Enquanto todas as meninas da rua penteavam as bonecas, Susana dava bisca nos meninos pra tomar a bola. E teve aquele dia em que ela roubou o cavalo do avô e deixou todo mundo atazanado. O cabelo vivia como ela, solto no mundo, desgrenhado, aquele riso fácil era sempre certo. Havia algo entre ela e o chão, uma certa atração. Era tanto tropeço, tanta testa na quina, era tanta Susana menina no chão, que começaram a desconfiar — cresceria mesmo?

Enquanto isso, as meninas da vizinhança cresciam à volta, se enfiavam em saltos, estiravam-se, passavam batom. Susana não. Era tanto mundo pra ver, era tanto morro pra subir, era tanto campo pra correr, não dava pra fazer nada daquilo de salto. Seria burrice. Era tanto sabor pra sentir, era tanta vida pra dizer, parecia haver tão mais cor adiante que nos tons do batom.

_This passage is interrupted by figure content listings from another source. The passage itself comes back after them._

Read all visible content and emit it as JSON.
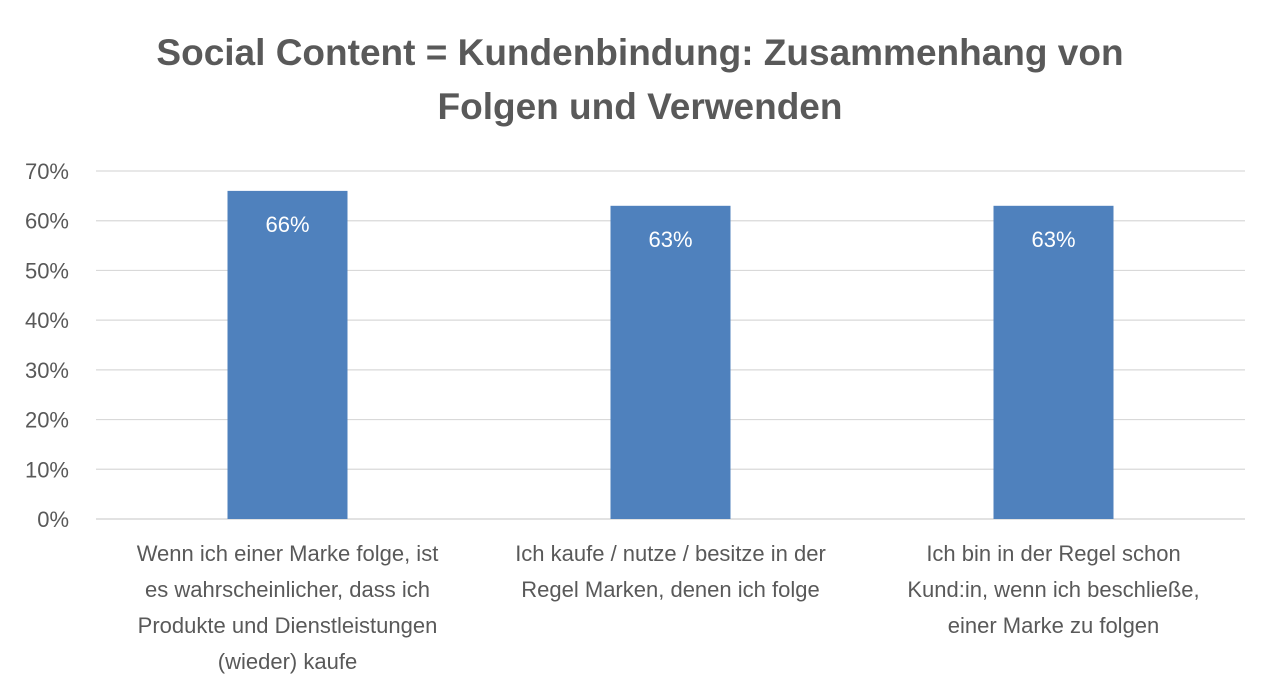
{
  "chart_data": {
    "type": "bar",
    "title_lines": [
      "Social Content = Kundenbindung: Zusammenhang von",
      "Folgen und Verwenden"
    ],
    "categories": [
      [
        "Wenn ich einer Marke folge, ist",
        "es wahrscheinlicher, dass ich",
        "Produkte und Dienstleistungen",
        "(wieder) kaufe"
      ],
      [
        "Ich kaufe / nutze / besitze in der",
        "Regel Marken, denen ich folge"
      ],
      [
        "Ich bin in der Regel schon",
        "Kund:in, wenn ich beschließe,",
        "einer Marke zu folgen"
      ]
    ],
    "values": [
      66,
      63,
      63
    ],
    "data_labels": [
      "66%",
      "63%",
      "63%"
    ],
    "y_ticks": [
      "0%",
      "10%",
      "20%",
      "30%",
      "40%",
      "50%",
      "60%",
      "70%"
    ],
    "ylim": [
      0,
      70
    ],
    "grid": true,
    "legend": "none",
    "bar_color": "#4F81BD",
    "grid_color": "#D9D9D9",
    "text_color": "#595959"
  }
}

E enquanto as outras meninas da rua liam bilhetes açucarados, Susaninha bisbilhotava nos livros outros segredos melhores, também sussurrados. Era tanta história pra ouvir, era tanta palavra encantada, era tanto saber dos antigos refletidos nas gafas. Parecer abobalhada de amor também podia esperar mais um pouco. Susana andava ocupada.

Anos depois, meio que do nada, se tornou um mulherão, conheceu um cara bacana e se veste melhor que todas as meninas da rua. Vê se pode? E é uma delícia ver que com muita frequência ela ainda se desmonta pra fazer uma careta, contar uma piada de estivador, comer um sanduba de dois andares, deixar que o cavalo dela a roube de si por aí.

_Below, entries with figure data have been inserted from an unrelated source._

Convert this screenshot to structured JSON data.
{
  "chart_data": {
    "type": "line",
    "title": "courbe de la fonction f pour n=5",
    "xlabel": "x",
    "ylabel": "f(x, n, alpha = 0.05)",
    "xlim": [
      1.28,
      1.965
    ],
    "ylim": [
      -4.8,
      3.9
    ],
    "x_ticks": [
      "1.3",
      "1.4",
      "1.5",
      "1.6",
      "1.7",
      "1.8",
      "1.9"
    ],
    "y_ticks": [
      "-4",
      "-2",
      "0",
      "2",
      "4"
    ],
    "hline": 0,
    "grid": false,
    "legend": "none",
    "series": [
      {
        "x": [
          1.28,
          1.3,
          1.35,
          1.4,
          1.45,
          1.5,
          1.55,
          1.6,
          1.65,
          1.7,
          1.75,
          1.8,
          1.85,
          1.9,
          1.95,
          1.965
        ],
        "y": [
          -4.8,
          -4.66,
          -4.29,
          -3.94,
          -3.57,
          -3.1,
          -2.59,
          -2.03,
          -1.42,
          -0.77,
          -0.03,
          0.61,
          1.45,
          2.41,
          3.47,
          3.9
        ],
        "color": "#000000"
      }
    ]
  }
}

Susana me ensinou como é bonito desenhar a nossa própria trajetória, ser autêntico nas rotinas, onde é mais difícil. Nem precisa bater de frente, nem precisa impor nada a ninguém, basta rir como quem não se importa, e partir para o que acredita. Basta ouvir aquele som calmo e sereno que vibra baixinho atrás do peito e diz — Viva seu próprio roteiro. Basta ir.